CBDR, a principle under the Paris Agreement, requires richer countries to take historical responsibility for emissions caused in the past by them.
Responding to a query on whether India has a policy on net zero emissions, a senior environment ministry official last week said: “The world will be better placed to declare any new targets when global stocktaking process concludes in 2023.”
Meanwhile, the Climate Action Tracker (CAT) said on March 11 that if the Biden administration wants the US to be consistent with the target of keeping global warming under 1.5°C, its new 2030 Paris Agreement target should aim for emission reductions of at least 57%-63% below 2005 levels.
The US’s action on climate change is presently “critically insufficient”, according to CAT.
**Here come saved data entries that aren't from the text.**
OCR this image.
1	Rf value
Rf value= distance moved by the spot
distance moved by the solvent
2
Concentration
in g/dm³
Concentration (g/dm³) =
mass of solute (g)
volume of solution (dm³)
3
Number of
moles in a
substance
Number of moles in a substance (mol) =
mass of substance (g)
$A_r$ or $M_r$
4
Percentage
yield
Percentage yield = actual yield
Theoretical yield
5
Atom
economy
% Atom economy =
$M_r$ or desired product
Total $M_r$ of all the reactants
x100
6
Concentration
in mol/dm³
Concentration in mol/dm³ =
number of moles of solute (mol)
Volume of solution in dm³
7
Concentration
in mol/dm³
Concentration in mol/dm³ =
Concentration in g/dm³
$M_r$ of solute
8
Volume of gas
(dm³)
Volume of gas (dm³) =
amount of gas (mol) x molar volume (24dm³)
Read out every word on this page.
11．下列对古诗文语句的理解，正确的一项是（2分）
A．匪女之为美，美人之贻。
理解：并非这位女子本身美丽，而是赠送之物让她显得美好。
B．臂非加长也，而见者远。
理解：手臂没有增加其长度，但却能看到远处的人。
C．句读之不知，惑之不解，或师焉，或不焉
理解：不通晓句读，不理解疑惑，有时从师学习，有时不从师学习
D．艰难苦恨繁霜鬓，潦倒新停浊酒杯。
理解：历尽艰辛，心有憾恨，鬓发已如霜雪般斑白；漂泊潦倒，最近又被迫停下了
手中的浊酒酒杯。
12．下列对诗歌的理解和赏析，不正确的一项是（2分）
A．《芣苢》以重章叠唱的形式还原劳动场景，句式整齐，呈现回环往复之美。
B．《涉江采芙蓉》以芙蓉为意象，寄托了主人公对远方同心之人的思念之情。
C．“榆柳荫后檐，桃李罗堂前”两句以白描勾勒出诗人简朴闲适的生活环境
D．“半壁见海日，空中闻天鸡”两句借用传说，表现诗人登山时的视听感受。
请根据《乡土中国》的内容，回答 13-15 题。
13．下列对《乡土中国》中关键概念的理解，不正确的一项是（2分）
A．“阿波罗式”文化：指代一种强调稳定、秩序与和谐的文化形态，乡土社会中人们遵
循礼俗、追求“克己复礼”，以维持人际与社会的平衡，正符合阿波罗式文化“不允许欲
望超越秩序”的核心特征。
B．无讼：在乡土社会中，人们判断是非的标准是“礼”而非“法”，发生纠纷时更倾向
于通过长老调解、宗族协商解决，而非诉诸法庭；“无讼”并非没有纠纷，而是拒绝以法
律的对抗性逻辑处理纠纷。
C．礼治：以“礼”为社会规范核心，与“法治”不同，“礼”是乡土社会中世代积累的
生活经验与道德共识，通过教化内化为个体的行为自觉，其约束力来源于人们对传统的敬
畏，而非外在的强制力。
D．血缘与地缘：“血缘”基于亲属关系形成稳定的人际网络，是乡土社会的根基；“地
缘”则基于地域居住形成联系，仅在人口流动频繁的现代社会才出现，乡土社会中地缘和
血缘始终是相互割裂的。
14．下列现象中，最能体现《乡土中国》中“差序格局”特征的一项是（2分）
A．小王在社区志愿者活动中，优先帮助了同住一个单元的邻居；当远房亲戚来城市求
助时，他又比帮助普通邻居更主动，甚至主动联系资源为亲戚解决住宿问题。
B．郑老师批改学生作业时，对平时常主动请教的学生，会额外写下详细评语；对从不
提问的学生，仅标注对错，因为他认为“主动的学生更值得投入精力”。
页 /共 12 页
"A net-zero target is not a trivial endeavour for any country—especially for a lower-middle income country like India that has the dual challenge of providing modern energy services to millions while protecting the environment. We will need a number of technologies to become better and cheaper—energy storage, faster EV charging, fuel cells, hydrogen electrolysers, agricultural technologies, carbon capture, and direct air capture - which will be absolutely crucial to achieve any net zero target. Public and private partnerships with the US can play a very important role in technological innovation and adaptation to India's needs. The quest for a net-zero emissions future could bring new jobs and better health for Indians. But much depends on infusion of international capital and disruptive technologies,” said Ulka Kelkar, director, climate at World Resources Institute.